ま、せっかく智樹がくれたし、どうせ暇だしな。


「なのに今日が掃除当番なんて最悪。」


「まぁ俺も手伝ってんだしさっさと終わらせよ。」


そう、こんな日なのに運悪く心優が掃除当番な今日。


「だからってなんで俺まで…」


ま、当然のことながら智樹も道連れだけど。


「どうせバイトまで時間あるんだろ?
3人でやった方が早いだろ。
だいすきな心優のためだろ。頑張れ。」


「大翔が早く帰りたいだけだろ!!」


「あはは、だいすきな大翔のために頑張ってね、智樹。」


「俺は都合のいい男じゃねぇ!!」


と言いつつ、ちゃんと手伝っていくのが智樹だ。


「さてと、俺は黒板担当~」


「大翔はいつもそれしかやんないもんな。」


「まぁな。
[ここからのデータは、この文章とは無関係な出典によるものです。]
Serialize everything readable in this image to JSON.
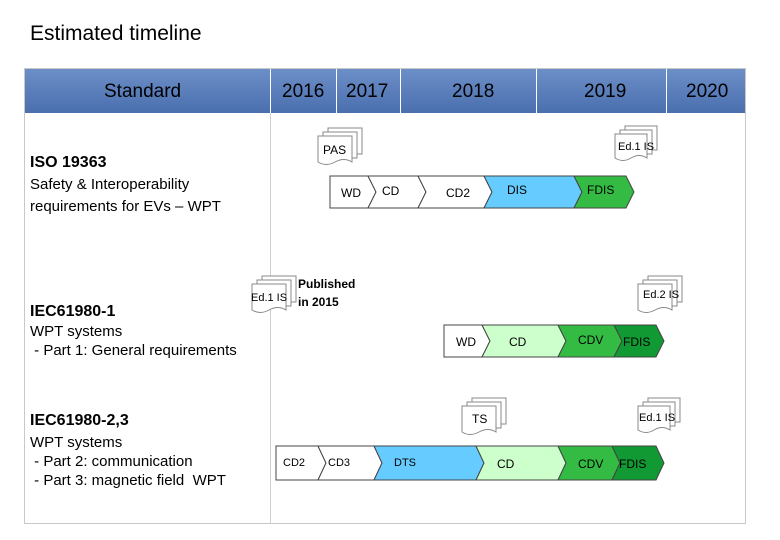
{
  "title": "Estimated timeline",
  "header": {
    "standard": "Standard",
    "years": [
      "2016",
      "2017",
      "2018",
      "2019",
      "2020"
    ]
  },
  "standards": [
    {
      "name": "ISO 19363",
      "desc_lines": [
        "Safety & Interoperability",
        "requirements for EVs – WPT"
      ],
      "doc_labels": [
        "PAS",
        "Ed.1 IS"
      ],
      "stages": [
        "WD",
        "CD",
        "CD2",
        "DIS",
        "FDIS"
      ]
    },
    {
      "name": "IEC61980-1",
      "desc_lines": [
        "WPT systems",
        " - Part 1: General requirements"
      ],
      "doc_labels": [
        "Ed.1 IS",
        "Ed.2 IS"
      ],
      "note_lines": [
        "Published",
        "in 2015"
      ],
      "stages": [
        "WD",
        "CD",
        "CDV",
        "FDIS"
      ]
    },
    {
      "name": "IEC61980-2,3",
      "desc_lines": [
        "WPT systems",
        " - Part 2: communication",
        " - Part 3: magnetic field  WPT"
      ],
      "doc_labels": [
        "TS",
        "Ed.1 IS"
      ],
      "stages": [
        "CD2",
        "CD3",
        "DTS",
        "CD",
        "CDV",
        "FDIS"
      ]
    }
  ],
  "colors": {
    "header": "#5b7fbf",
    "light_blue": "#66ccff",
    "light_green": "#ccffcc",
    "green": "#33bb44",
    "dark_green": "#119933"
  }
}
」


黒板消しを綺麗にし、丁寧に黒板を拭く。
黒板消しで白く曇った黒板をまた黒く戻すのが、なんとも気持ちいい。

小学生の頃から、俺はこの掃除がだいすきだ。
……掃除の中では、だけど。


「大翔は黒板が得意なの?」


「んー?まぁね。
やっぱ教室ん中で一番大きくて存在感があるから、黒板が綺麗なだけできれいに見えるじゃん?
たとえ他がちょっと汚くてもさ。」


「あー、それはちょっとわかるかも。」


どうせまたすぐ汚くなる。
でも汚ければまた綺麗にしたくなるのが俺心ってもんなんだよ。